The PI will develop a novel real-time, magnetoencephalography based neurofeedback method designed to rehabilitate deficits on executive functions such as decision making, switching attention, search, and error correction. Benefits of this work encompass scientific understanding, methodological trailblazing, with significant impact on both dimensions and an opening of a new, more optimistic, era in the neurorehabilitation of executive functions which will improve the quality of life of impaired individuals. It is important to emphasize that although this application focuses on training executive functions in the aging population, principles derived via the proposed training, will lead to neurorehabilitation of executive functions deficits in other populations such as stroke, traumatic brain injuries, and in individuals afflicted by psychiatric or developmental disorders. Undergraduate and graduate students in science and engineering will benefit from hands-on involvement in the project, providing them with an understanding of how engineering methods can contribute to human neuroscience of cognitive rehabilitation.

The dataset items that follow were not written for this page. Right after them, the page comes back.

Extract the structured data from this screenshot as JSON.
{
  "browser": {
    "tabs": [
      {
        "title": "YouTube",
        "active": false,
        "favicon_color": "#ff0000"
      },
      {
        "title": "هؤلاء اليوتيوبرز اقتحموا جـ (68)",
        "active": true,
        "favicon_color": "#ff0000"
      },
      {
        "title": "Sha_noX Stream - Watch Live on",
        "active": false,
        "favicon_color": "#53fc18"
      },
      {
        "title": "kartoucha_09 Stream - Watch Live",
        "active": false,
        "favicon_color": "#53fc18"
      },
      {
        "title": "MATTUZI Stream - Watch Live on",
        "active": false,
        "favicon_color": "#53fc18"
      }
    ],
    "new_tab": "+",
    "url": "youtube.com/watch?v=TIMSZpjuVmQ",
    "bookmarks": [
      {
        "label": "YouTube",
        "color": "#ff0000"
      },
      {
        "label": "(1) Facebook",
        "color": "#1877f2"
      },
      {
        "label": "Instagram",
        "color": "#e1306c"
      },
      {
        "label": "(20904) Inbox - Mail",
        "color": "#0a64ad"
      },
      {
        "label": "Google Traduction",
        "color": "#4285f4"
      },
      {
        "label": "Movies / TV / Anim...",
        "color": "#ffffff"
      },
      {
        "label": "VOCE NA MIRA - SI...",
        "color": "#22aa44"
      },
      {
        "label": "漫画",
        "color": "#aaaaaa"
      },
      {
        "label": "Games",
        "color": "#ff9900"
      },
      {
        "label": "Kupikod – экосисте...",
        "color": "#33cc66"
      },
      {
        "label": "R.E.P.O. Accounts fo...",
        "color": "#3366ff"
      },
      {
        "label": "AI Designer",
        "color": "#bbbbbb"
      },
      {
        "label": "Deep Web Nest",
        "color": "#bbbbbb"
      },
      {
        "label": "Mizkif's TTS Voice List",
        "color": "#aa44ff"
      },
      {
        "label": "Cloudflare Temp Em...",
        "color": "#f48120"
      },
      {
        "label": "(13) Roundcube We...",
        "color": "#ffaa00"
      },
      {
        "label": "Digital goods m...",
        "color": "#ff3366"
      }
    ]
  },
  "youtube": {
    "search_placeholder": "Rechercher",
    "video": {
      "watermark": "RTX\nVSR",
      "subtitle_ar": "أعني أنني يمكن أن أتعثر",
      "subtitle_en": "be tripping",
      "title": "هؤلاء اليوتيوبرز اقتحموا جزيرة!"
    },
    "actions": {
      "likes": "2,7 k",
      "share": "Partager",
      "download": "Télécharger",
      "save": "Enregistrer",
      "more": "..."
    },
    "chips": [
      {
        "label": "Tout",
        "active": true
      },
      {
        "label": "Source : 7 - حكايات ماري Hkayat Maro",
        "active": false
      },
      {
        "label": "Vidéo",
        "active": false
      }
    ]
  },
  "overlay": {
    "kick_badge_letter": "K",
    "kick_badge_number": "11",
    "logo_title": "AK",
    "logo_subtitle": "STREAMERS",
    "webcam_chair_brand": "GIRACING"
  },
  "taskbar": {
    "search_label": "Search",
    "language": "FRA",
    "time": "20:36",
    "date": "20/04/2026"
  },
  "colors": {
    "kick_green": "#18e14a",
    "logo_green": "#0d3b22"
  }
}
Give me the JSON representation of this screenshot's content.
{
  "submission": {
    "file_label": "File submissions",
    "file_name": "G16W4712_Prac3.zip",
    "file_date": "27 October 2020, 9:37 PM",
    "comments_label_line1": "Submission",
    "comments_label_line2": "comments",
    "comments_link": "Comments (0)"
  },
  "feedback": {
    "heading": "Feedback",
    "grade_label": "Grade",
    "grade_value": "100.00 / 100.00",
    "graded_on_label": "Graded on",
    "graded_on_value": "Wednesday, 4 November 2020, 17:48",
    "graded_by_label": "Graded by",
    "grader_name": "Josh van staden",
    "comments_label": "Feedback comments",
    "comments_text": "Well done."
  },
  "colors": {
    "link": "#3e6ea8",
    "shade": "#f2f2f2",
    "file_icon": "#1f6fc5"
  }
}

This project has two related goals. First it aims to develop a novel and transformative neuro-therapeutic intervention, State-modulating neurofeedback (smNFB), which will provide rapid modulation of cortical activity targeting training dynamic brain functions typical of Executive Functions (EF). The expected outcome of the training is increased speed to switch spatial attention in the trained task. Novel algorithms and simulations will be implemented to assure that the smNFB method effectively provides real time neurofeedback (rt-NFB) useful as a neurotherapeutic protocol. This method is innovative and, if successful, will significantly contribute to the success of neurorehabilitation targeting deficits in EF. The second goal is to monitor changes in cortical activation and dynamic connectivity as a function of smNFB training. It is expected that smNFB training will affect the strength of activation and the timing of connectivity in the frontoparietal network involved in executive control of attention. Functional connectivity between candidate cortical areas will be assessed through an extension of the dynamic Granger Causality methods developed in the PI laboratory, which measures how the magnitude of directed functional connectivity between cortical areas evolves temporally during training. Thus the second innovation of this project is that it provides a multifaceted quantitative neuroscientific validation of the proposed smNFB method and how it affects the spatiotemporal patterns of cortical processing. A third innovation of this project is a unique way for assessing efficacy of the neurofeedback cue within subject, which is highly relevant for efficacy testing of all neurofeedback paradigms in patient populations whose performance and response to rehabilitation are often very variable and inconsistent. The project will provide open source software tools for the scientific community, following gold-standard guidelines for sharing software (March 2014 Editorial of Nature Methods). These tools will be integrated in the Brain Storm toolbox which is a free and widely used MEG/EEG data analysis software package written in Matlab as will be the algorithms developed under the proposed research.